The 2017-2018 campaign is going to feature positional battles at almost every spot on the Sacramento Kings roster. A lack of upper-level talent, coupled with the hodgepodge of end-of-the-road veterans and inexperienced players, has everyone wondering who’s going to be given playing time right off the bat, and who’s going to have to earn every minute on the floor.
While the starting lineup will almost certainly change several times throughout the year, Dave Joerger’s opening night group may very well indicate his balance between trying to win games and his focus on developing the youth. Will he trust the young guys early on or will he lean too heavily on veterans to try and play less chaotically? Who’s going to find themselves in his good graces early and which player will be frustrated with his lack of court time?
His choices will affect the on-court production, wins and losses, chemistry in the locker room, lottery positioning, and possibly even trade requests later in the year.
Without further ado, here’s who I believe will be starting for the Kings on October 18th.
PG: George Hill
This was an easy pick. Hill is the best player on the Kings, the only quality starter on the roster, and simply has to beat out two rookies for the job. The former Utah Jazz member will run a clean game on offense, eliminate careless turnovers, and can defend either guard position, which should help his projected backcourt partner immensely.
SG: Buddy Hield
Hield earned the right to be the de facto starting shooting guard through his play in the latter part of the year. In fact, I would even say he showed a lot of promise at the end of last season. As a starter in Sactown, he averaged 16 points and 4.6 rebounds per game (7th best in the NBA among shooting guards), while also recording two assists and shooting 41% from deep. He’s a scoring machine, and while his defense and decision-making both need quite a bit of work, his ability to put the ball in the bucket will provide a ton of value for a team who will regularly struggle to score. He will easily lead Sacramento in the scoring column throughout the year.
SF: Garrett Temple
Aside from the #15 overall pick, Justin Jackson, Sacramento doesn’t have a true small forward on the depth chart. Vince Carter, Bogdan Bogdanovic, the aforementioned Justin Jackson, and Malachi Richardson could all theoretically be slotted into the starting wing spot, but Temple is probably the most versatile player who can man the position. With Hield’s lack of consistency as a secondary ball-handler, Temple can act as an escape valve if George Hill is pressured, and his ability to guard both shooting guards and small forwards will also alleviate some defensive duties from Buddy Hield.

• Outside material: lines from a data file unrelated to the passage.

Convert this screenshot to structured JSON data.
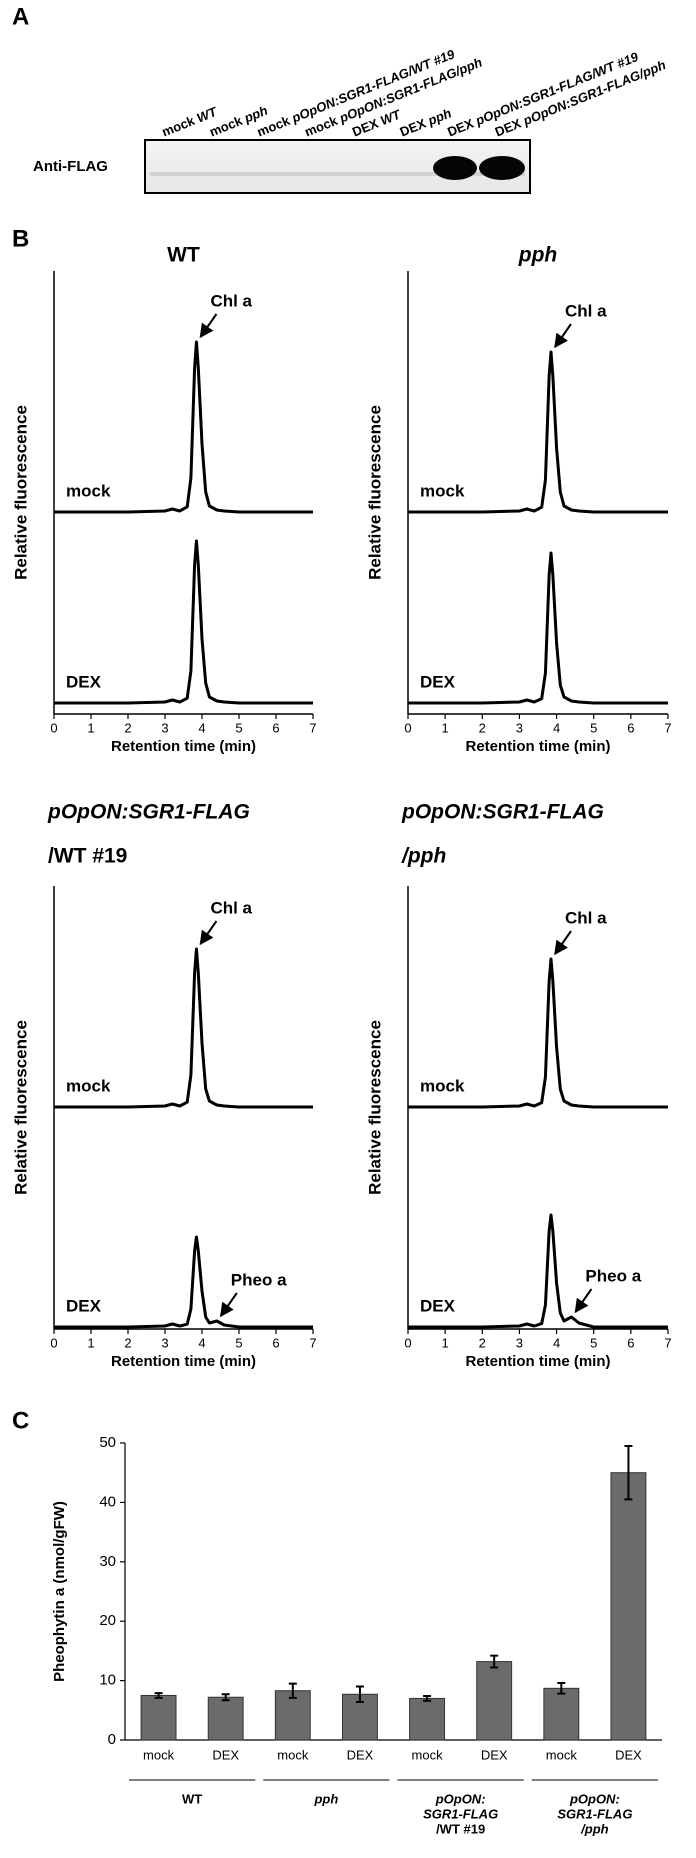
{
  "panel_labels": [
    "A",
    "B",
    "C"
  ],
  "panel_a": {
    "antibody": "Anti-FLAG",
    "lanes": [
      {
        "treatment": "mock",
        "genotype": "WT"
      },
      {
        "treatment": "mock",
        "genotype": "pph"
      },
      {
        "treatment": "mock",
        "genotype": "pOpON:SGR1-FLAG/WT #19"
      },
      {
        "treatment": "mock",
        "genotype": "pOpON:SGR1-FLAG/pph"
      },
      {
        "treatment": "DEX",
        "genotype": "WT"
      },
      {
        "treatment": "DEX",
        "genotype": "pph"
      },
      {
        "treatment": "DEX",
        "genotype": "pOpON:SGR1-FLAG/WT #19"
      },
      {
        "treatment": "DEX",
        "genotype": "pOpON:SGR1-FLAG/pph"
      }
    ]
  },
  "chart_data": [
    {
      "type": "line",
      "title": [
        "WT"
      ],
      "title_italic": [
        false
      ],
      "ylabel": "Relative fluorescence",
      "xlabel": "Retention time (min)",
      "x": [
        0,
        1,
        2,
        3,
        3.2,
        3.4,
        3.6,
        3.7,
        3.8,
        3.85,
        3.9,
        4,
        4.1,
        4.2,
        4.4,
        4.6,
        5,
        6,
        7
      ],
      "xlim": [
        0,
        7
      ],
      "xticks": [
        0,
        1,
        2,
        3,
        4,
        5,
        6,
        7
      ],
      "ylim": [
        0,
        100
      ],
      "series": [
        {
          "name": "mock",
          "color": "#000000",
          "annotation": "Chl a",
          "values": [
            0,
            0,
            0,
            0.5,
            1.5,
            0.5,
            2.6,
            17,
            72,
            85,
            72,
            34,
            10,
            3,
            1,
            0.5,
            0,
            0,
            0
          ]
        },
        {
          "name": "DEX",
          "color": "#000000",
          "values": [
            0,
            0,
            0,
            0.5,
            1.5,
            0.5,
            2.4,
            16,
            69,
            81,
            69,
            32,
            10,
            3,
            1,
            0.5,
            0,
            0,
            0
          ]
        }
      ]
    },
    {
      "type": "line",
      "title": [
        "pph"
      ],
      "title_italic": [
        true
      ],
      "ylabel": "Relative fluorescence",
      "xlabel": "Retention time (min)",
      "x": [
        0,
        1,
        2,
        3,
        3.2,
        3.4,
        3.6,
        3.7,
        3.8,
        3.85,
        3.9,
        4,
        4.1,
        4.2,
        4.4,
        4.6,
        5,
        6,
        7
      ],
      "xlim": [
        0,
        7
      ],
      "xticks": [
        0,
        1,
        2,
        3,
        4,
        5,
        6,
        7
      ],
      "ylim": [
        0,
        100
      ],
      "series": [
        {
          "name": "mock",
          "color": "#000000",
          "annotation": "Chl a",
          "values": [
            0,
            0,
            0,
            0.5,
            1.5,
            0.5,
            2.4,
            16,
            68,
            80,
            68,
            32,
            10,
            3,
            1,
            0.5,
            0,
            0,
            0
          ]
        },
        {
          "name": "DEX",
          "color": "#000000",
          "values": [
            0,
            0,
            0,
            0.5,
            1.5,
            0.5,
            2.2,
            15,
            64,
            75,
            64,
            30,
            9,
            3,
            1,
            0.5,
            0,
            0,
            0
          ]
        }
      ]
    },
    {
      "type": "line",
      "title": [
        "pOpON:SGR1-FLAG",
        "/WT #19"
      ],
      "title_italic": [
        true,
        false
      ],
      "ylabel": "Relative fluorescence",
      "xlabel": "Retention time (min)",
      "x": [
        0,
        1,
        2,
        3,
        3.2,
        3.4,
        3.6,
        3.7,
        3.8,
        3.85,
        3.9,
        4,
        4.1,
        4.2,
        4.4,
        4.6,
        5,
        6,
        7
      ],
      "xlim": [
        0,
        7
      ],
      "xticks": [
        0,
        1,
        2,
        3,
        4,
        5,
        6,
        7
      ],
      "ylim": [
        0,
        100
      ],
      "series": [
        {
          "name": "mock",
          "color": "#000000",
          "annotation": "Chl a",
          "values": [
            0,
            0,
            0,
            0.5,
            1.5,
            0.5,
            2.4,
            16,
            67,
            79,
            67,
            32,
            9,
            3,
            1,
            0.5,
            0,
            0,
            0
          ]
        },
        {
          "name": "DEX",
          "color": "#000000",
          "annotation": "Pheo a",
          "values": [
            0,
            0,
            0,
            0.5,
            1.5,
            0.5,
            1.4,
            9,
            38,
            45,
            38,
            18,
            5,
            2,
            3,
            1,
            0,
            0,
            0
          ]
        }
      ]
    },
    {
      "type": "line",
      "title": [
        "pOpON:SGR1-FLAG",
        "/pph"
      ],
      "title_italic": [
        true,
        true
      ],
      "ylabel": "Relative fluorescence",
      "xlabel": "Retention time (min)",
      "x": [
        0,
        1,
        2,
        3,
        3.2,
        3.4,
        3.6,
        3.7,
        3.8,
        3.85,
        3.9,
        4,
        4.1,
        4.2,
        4.4,
        4.6,
        5,
        6,
        7
      ],
      "xlim": [
        0,
        7
      ],
      "xticks": [
        0,
        1,
        2,
        3,
        4,
        5,
        6,
        7
      ],
      "ylim": [
        0,
        100
      ],
      "series": [
        {
          "name": "mock",
          "color": "#000000",
          "annotation": "Chl a",
          "values": [
            0,
            0,
            0,
            0.5,
            1.5,
            0.5,
            2.2,
            15,
            63,
            74,
            63,
            30,
            9,
            3,
            1,
            0.5,
            0,
            0,
            0
          ]
        },
        {
          "name": "DEX",
          "color": "#000000",
          "annotation": "Pheo a",
          "values": [
            0,
            0,
            0,
            0.5,
            1.5,
            0.5,
            1.7,
            11,
            48,
            56,
            48,
            22,
            7,
            3,
            5,
            2,
            0,
            0,
            0
          ]
        }
      ]
    },
    {
      "type": "bar",
      "ylabel": "Pheophytin a (nmol/gFW)",
      "categories": [
        "mock",
        "DEX",
        "mock",
        "DEX",
        "mock",
        "DEX",
        "mock",
        "DEX"
      ],
      "groups": [
        {
          "lines": [
            "WT"
          ],
          "italic": [
            false
          ]
        },
        {
          "lines": [
            "pph"
          ],
          "italic": [
            true
          ]
        },
        {
          "lines": [
            "pOpON:",
            "SGR1-FLAG",
            "/WT #19"
          ],
          "italic": [
            true,
            true,
            false
          ]
        },
        {
          "lines": [
            "pOpON:",
            "SGR1-FLAG",
            "/pph"
          ],
          "italic": [
            true,
            true,
            true
          ]
        }
      ],
      "values": [
        7.5,
        7.2,
        8.3,
        7.7,
        7.0,
        13.2,
        8.7,
        45
      ],
      "errors": [
        0.4,
        0.5,
        1.2,
        1.3,
        0.4,
        1.0,
        0.9,
        4.5
      ],
      "color": "#6b6b6b",
      "ylim": [
        0,
        50
      ],
      "yticks": [
        0,
        10,
        20,
        30,
        40,
        50
      ]
    }
  ]
}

The versatility of Hill and Temple’s defensive abilities will allow our young shooting guard to take on the least offensively talented player between the opposing team’s 1-3 spots.
PF: Skal Labissiere
Assuming our head coach doesn’t roll with the always depressing two-center lineup that he seemed to love last season, Skal Labissiere shouldn’t have too much in the way of competition at power forward. Zach Randolph may very well be suspended for the first couple of games, and even if he’s not, Z-Bo is a 36-year old inefficient scorer who was a negative on the defensive end of the floor last season. His only other competitor, Harry Giles, didn’t play a minute of Summer League basketball and is projected to spend the majority of the year over in Reno developing his game. Unless Skal has totally dropped the ball in his development and work ethic this past offseason, expect to see him as one of the starting crew against the Rockets.
C: Willie Cauley-Stein
Out of all of the positional battles, Kosta Koufos vs Willie Cauley-Stein is probably the biggest question mark headed into October. The former is a steady hand who brings exactly the same contributions on a nightly basis, while the latter has an incredibly high ceiling and has shown flashes of being a competent starter. The duo of Labissiere and Cauley-Stein certainly leaves something to be desired when it comes to physicality and bulk, but the thin towers can also overcome that disadvantage through pure athleticism and length. He’ll lose the privilege of starting games if his rebounding numbers are as poor as last year’s start, but Willie Cauley-Stein should be in the opening lineup to begin the season.
What do you think? Does the most expensive rookie in history, Bogdan Bogdanovic, have a shot at taking the spot from Temple or Hield? Will Dave Joerger rely on his veterans to begin the year? Can Willie Cauley-Stein beat out old faithful in Kosta Koufos?
Who do you believe will be starting on October 18th?